Some legislators are suggesting the Alaska Marine Highway System take over the ferry Susitna. The $78-million vessel was built to connect Anchorage and the lower Matanuska-Susitna Borough. But there’s no place for it to dock and it’s unclear how it will be used.

Ketchikan’s Alaska Ship and Drydock is finishing up work on the experimental ferry.

“Right now it’s undergoing sea trials. It needs to be outfitted with seats and the borough hasn’t even taken title yet of the ship,” says Mat-Su Borough spokeswoman Patty Sullivan.

She says it may not get legal ownership until spring.

The ferry Susitna near completion at Alaska Ship and Drydock. Photo by Patty Sullivan, Mat-Su Borough

Eventually, it hopes to sail the ship in northern Cook Inlet — connecting Anchorage and Point MacKenzie, and possibly Kenai and Tyonek.

But no ferry ramps have been built.
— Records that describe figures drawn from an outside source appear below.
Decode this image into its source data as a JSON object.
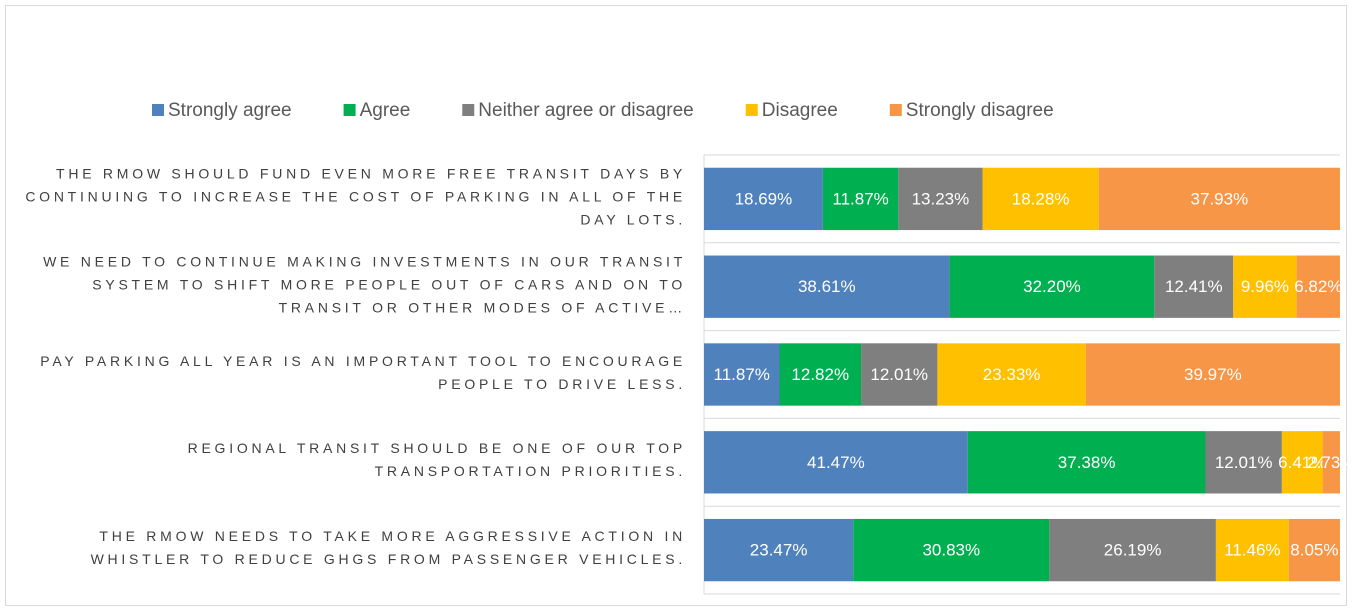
{
  "chart_data": {
    "type": "bar",
    "orientation": "horizontal",
    "stacked": true,
    "categories": [
      "THE RMOW SHOULD FUND EVEN MORE FREE TRANSIT DAYS BY CONTINUING TO INCREASE THE COST OF PARKING IN ALL OF THE DAY LOTS.",
      "WE NEED TO CONTINUE MAKING INVESTMENTS IN OUR TRANSIT SYSTEM TO SHIFT MORE PEOPLE OUT OF CARS AND ON TO TRANSIT OR OTHER MODES OF ACTIVE…",
      "PAY PARKING ALL YEAR IS AN IMPORTANT TOOL TO ENCOURAGE PEOPLE TO DRIVE LESS.",
      "REGIONAL TRANSIT SHOULD BE ONE OF OUR TOP TRANSPORTATION PRIORITIES.",
      "THE RMOW NEEDS TO TAKE MORE AGGRESSIVE ACTION IN WHISTLER TO REDUCE GHGS FROM PASSENGER VEHICLES."
    ],
    "series": [
      {
        "name": "Strongly agree",
        "color": "#4f81bd",
        "values": [
          18.69,
          38.61,
          11.87,
          41.47,
          23.47
        ],
        "value_labels": [
          "18.69%",
          "38.61%",
          "11.87%",
          "41.47%",
          "23.47%"
        ]
      },
      {
        "name": "Agree",
        "color": "#00b050",
        "values": [
          11.87,
          32.2,
          12.82,
          37.38,
          30.83
        ],
        "value_labels": [
          "11.87%",
          "32.20%",
          "12.82%",
          "37.38%",
          "30.83%"
        ]
      },
      {
        "name": "Neither agree or disagree",
        "color": "#7f7f7f",
        "values": [
          13.23,
          12.41,
          12.01,
          12.01,
          26.19
        ],
        "value_labels": [
          "13.23%",
          "12.41%",
          "12.01%",
          "12.01%",
          "26.19%"
        ]
      },
      {
        "name": "Disagree",
        "color": "#ffc000",
        "values": [
          18.28,
          9.96,
          23.33,
          6.41,
          11.46
        ],
        "value_labels": [
          "18.28%",
          "9.96%",
          "23.33%",
          "6.41%",
          "11.46%"
        ]
      },
      {
        "name": "Strongly disagree",
        "color": "#f79646",
        "values": [
          37.93,
          6.82,
          39.97,
          2.73,
          8.05
        ],
        "value_labels": [
          "37.93%",
          "6.82%",
          "39.97%",
          "2.73%",
          "8.05%"
        ]
      }
    ],
    "xlim": [
      0,
      100
    ],
    "legend": "top",
    "grid": true
  }
}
So officials are looking for other options.

“The borough is interested in gathering any sort of idea on how to use the ferry while we work on the landings. If the Alaska Marine Highway is interested, we’re certainly are interested in speaking with them,” she says.
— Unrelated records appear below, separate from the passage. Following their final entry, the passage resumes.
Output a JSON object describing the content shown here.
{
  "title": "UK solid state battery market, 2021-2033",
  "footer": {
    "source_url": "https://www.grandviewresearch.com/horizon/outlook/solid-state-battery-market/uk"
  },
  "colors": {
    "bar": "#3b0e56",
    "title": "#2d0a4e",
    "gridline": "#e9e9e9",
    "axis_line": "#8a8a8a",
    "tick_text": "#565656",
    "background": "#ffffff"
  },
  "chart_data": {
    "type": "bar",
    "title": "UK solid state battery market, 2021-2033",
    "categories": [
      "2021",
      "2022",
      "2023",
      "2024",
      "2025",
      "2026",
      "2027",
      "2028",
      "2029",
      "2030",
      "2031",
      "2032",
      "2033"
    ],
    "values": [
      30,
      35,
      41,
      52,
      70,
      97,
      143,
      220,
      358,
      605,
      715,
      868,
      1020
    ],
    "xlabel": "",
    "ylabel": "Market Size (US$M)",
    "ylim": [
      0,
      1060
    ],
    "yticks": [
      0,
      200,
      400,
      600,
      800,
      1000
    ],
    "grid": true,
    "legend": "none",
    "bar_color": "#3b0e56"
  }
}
She says it’s too early to say how much the borough would charge. (Read more from the borough about the Susitna.)

Juneau Senator Dennis Egan recently toured the Susitna, and he was impressed.

“Every time I go into Ketchikan and see that doggone ship sitting there, it makes me ill. I mean $78 million and it’s just sitting there,” Egan says.

Egan wants the Alaska Marine Highway System to consider using the Susitna, as a fill-in vessel or for a regular route. He recently led a delegation of Juneau lawmakers to a meeting with ferry officials.

“I’m not talking about stealing it from the Mat-Su Borough. I’m talking about the state of Alaska reimbursing the Mat-Su Borough if we can use it,” he says.

State transportation officials have looked into the craft. Ferry chief Mike Neussl says adding it to the fleet would be difficult.

“The problem really comes in trying to operate a high-speed craft that is incompatible with all of our existing shore facilities is a difficult evolution. The training, the route manuals, the certifications, the maintenance and just the start-up operation to take on a vessel like that is labor-intensive, time-consuming and expensive,” Neussl says.

The Susitna is a first-of-a-kind vessel, developed and paid for by the Navy. It can adjust its height above the water, break through ice and land on a beach.

Marine Highway General Manager John Falvey says that makes it even harder to add to the fleet.

“It’s an eight to nine to ten month process of getting certified, getting trained, getting the Coast Guard to appove all the documentation. We would most likely be up against something like that, maybe something more difficult, because it’s so unusual,” Falvey said during a recent Marine Transportation Advisory Board meeting.

Its capacity is smaller than all but one state ferry: about 20 vehicles and 135 passengers. And Neussl says even if it could be used, it wouldn’t be for long.

“Theoretically, as far as I know, the Mat-Su Borough still intends to use that as a passenger ferry in upper Cook Inlet and it will eventually go to that service. So to do all the work to make it a marine highway vessel for some route some place only to have it taken back for its intended purpose sometime later doesn’t seem cost-effective in my view,” Neussl says..

Juneau Senator Egan says he’s not convinced that’s true. And he’ll keep pursing the idea.

If training is needed, he says it should be provided. And if there are no docks that can handle the vessel, it can land on the beach.

“I think there are a lot of beaches in Southeast Alaska so that we could figure it out,” Egan says.

Other ideas have also come up.

U.S. Senator Mark Begich sent a letter to Admiral Robert Papp, the Coast Guard’s commandant, suggesting it be used for expanded Arctic operations.

“One of the issues is it’s pretty shallow water. The good news about this ferry is that you can drop it down to about a 4-foot draft, which is pretty shallow. And you can make it in deep water. You can go with a variety of ways with it,” Begich says.

Mat-Su Borough spokeswoman Sullivan says other northern uses have been put forward.

“Shell is trying to endeavor Arctic exploration of oil and the ferry has come up in those discussions,” Sullivan says.

Docking the Susitna is expensive – about $1.3 million a year in Ketchikan and more in Cook Inlet. So the borough is motivated to see the ship used, once it takes possession.